Und trotzdem gab es durchaus auch wenige Frauen, die eine andere, modernere Einstellung hatten. Wie etwa Annes Schwiegermutter Margarete. Warum sie ihren Sohn nicht besser erziehen konnte, bleibt allerdings ein Rätsel, obwohl sie ihm durchaus oft den Kopf wäscht.
In einer Sache agiert Benno allerdings dermaßen daneben, dass er ab diesem Moment sämtliche noch vorhandene Sympathiepunkte bei mir verspielt hatte und ich mir gewünscht hätte, dass Anne sich lieber einen anderen Mann sucht.

Gelungen fand ich das historische Flair, das diese Geschichte umwebt. Man fühlt sich nach wenigen Seiten bereits direkt in die damalige Zeit versetzt und Kristina Engel versäumt es dazu auch nicht, wichtige politische oder kulturelle Ereignisse, ganz natürlich, einzustreuen.
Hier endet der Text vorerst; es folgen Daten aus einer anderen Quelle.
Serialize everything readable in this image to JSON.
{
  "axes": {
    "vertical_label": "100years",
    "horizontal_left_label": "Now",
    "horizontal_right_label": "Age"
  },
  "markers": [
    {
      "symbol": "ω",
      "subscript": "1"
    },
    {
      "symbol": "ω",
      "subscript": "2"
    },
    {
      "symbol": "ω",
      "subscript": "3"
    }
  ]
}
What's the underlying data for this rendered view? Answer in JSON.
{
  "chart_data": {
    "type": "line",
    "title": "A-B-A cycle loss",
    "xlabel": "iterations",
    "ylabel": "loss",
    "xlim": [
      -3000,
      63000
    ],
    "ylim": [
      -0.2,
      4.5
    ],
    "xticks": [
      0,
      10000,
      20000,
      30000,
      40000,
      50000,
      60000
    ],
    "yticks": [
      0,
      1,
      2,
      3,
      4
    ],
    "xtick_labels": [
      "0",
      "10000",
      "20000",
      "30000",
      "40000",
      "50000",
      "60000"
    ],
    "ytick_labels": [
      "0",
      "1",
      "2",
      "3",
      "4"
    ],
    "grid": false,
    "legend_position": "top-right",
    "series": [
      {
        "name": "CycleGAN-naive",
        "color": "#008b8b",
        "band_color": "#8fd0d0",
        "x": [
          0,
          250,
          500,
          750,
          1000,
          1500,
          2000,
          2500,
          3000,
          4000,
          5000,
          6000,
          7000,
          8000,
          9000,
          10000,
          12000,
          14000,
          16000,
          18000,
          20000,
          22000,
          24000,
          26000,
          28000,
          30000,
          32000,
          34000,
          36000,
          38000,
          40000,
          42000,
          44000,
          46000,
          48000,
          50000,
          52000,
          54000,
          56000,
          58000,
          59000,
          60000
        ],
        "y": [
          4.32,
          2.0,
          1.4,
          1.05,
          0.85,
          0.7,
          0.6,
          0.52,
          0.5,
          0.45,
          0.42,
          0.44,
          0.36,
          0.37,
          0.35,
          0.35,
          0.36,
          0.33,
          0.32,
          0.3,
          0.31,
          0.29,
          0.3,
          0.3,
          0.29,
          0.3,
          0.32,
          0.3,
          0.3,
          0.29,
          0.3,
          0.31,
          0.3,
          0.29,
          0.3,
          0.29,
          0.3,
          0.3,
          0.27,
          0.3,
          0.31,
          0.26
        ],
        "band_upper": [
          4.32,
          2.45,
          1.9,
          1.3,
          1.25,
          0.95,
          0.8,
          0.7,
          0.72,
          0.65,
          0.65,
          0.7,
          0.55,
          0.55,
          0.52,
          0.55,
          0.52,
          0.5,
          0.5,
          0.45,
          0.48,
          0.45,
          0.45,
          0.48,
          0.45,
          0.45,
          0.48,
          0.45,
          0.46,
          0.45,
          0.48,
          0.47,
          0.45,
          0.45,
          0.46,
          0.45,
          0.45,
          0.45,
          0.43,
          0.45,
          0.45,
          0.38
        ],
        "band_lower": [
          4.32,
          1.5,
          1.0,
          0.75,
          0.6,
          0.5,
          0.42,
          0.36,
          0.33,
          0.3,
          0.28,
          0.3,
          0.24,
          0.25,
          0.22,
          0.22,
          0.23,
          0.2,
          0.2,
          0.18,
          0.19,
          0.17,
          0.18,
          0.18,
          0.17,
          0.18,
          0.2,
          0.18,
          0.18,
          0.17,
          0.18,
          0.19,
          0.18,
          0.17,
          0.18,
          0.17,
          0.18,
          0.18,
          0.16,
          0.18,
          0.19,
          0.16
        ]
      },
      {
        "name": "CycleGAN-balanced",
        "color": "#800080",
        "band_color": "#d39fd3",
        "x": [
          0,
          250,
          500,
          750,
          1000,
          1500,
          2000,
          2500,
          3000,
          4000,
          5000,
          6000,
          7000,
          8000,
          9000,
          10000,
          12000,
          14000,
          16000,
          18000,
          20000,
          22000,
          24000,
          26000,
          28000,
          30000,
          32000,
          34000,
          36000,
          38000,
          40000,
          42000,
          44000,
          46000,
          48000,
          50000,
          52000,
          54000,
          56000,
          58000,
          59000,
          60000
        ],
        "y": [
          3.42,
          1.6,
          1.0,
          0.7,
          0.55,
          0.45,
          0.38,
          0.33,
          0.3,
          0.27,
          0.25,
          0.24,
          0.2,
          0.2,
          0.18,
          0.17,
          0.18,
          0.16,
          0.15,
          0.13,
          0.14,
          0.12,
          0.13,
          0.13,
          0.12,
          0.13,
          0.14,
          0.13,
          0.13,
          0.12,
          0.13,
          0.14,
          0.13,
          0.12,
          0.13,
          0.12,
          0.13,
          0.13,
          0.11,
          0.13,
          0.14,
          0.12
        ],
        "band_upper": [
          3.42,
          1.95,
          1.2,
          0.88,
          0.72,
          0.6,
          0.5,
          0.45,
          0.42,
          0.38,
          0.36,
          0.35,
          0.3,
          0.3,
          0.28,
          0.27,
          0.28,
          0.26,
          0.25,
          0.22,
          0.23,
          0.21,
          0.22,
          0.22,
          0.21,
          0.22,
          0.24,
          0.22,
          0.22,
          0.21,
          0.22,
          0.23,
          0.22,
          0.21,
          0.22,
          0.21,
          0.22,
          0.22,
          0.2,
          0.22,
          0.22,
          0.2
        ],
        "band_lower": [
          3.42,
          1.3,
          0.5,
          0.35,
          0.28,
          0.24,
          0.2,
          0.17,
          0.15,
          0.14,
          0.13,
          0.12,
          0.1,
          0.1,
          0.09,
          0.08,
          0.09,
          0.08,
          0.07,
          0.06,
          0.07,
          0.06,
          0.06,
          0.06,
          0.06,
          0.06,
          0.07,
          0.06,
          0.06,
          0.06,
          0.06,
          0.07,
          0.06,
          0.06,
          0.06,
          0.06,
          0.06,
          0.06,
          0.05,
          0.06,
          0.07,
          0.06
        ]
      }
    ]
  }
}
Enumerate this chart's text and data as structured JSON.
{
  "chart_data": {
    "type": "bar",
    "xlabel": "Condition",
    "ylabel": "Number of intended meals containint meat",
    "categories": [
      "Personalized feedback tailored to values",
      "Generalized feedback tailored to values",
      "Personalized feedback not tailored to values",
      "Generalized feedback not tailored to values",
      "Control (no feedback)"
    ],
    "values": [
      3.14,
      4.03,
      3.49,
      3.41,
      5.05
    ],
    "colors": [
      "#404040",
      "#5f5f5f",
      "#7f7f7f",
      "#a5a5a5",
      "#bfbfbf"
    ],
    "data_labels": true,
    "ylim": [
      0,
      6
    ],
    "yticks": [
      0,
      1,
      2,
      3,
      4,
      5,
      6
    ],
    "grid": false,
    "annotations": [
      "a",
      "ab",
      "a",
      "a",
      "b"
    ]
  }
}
Ich gebe es zu, ich hätte mir ein wenig mehr „Avon-Beratungsgespräche“ zwischen Anne und ihren Kundinnen gewünscht, denn die wenigen, die in diesem Roman zu finden sind, mochte ich sehr. Das lag vor allem daran, dass Annes Kundinnen „frei von der Leber weg“ quasseln. Für mich gehörten sie zu den Highlights in „Ein Koffer voller Schönheit“.
Die Geschichte lässt sich, dank des flüssigen, wie immer ansprechenden Schreibstils, gut lesen und weckt zudem auch Erinnerungen an Erzählungen aus dem eigenen Familienkreis. Ein paar Rezensenten bemängelten das etwas offene Ende. Ich vermute allerdings, dass es womöglich noch weitergehen könnte mit Anne und Benno in einem zweiten Teil. Denn vieles würde dafür sprechen. Benno hat es mir sehr schwer gemacht, genauso hätte ich mir Anne ein wenig aufgeschlossener gewünscht, aber zumindest konnte man Annes Verhalten, dass mit ihrer schwierigen Jungendzeit zu tun hatte, nachvollziehen. Trotzdem fand ich „Ein Koffer voller Schönheit“ lesenswert und empfehle ihn sehr gerne weiter.

Kurz gefasst: Die Geschichte einer Avon- Kosmetikberaterin- Gelungenes Sittengemälde und unterhaltsamer Roman in einem. Kristina Engel erzählt ein interessantes Stück deutscher Nachkriegsgeschichte.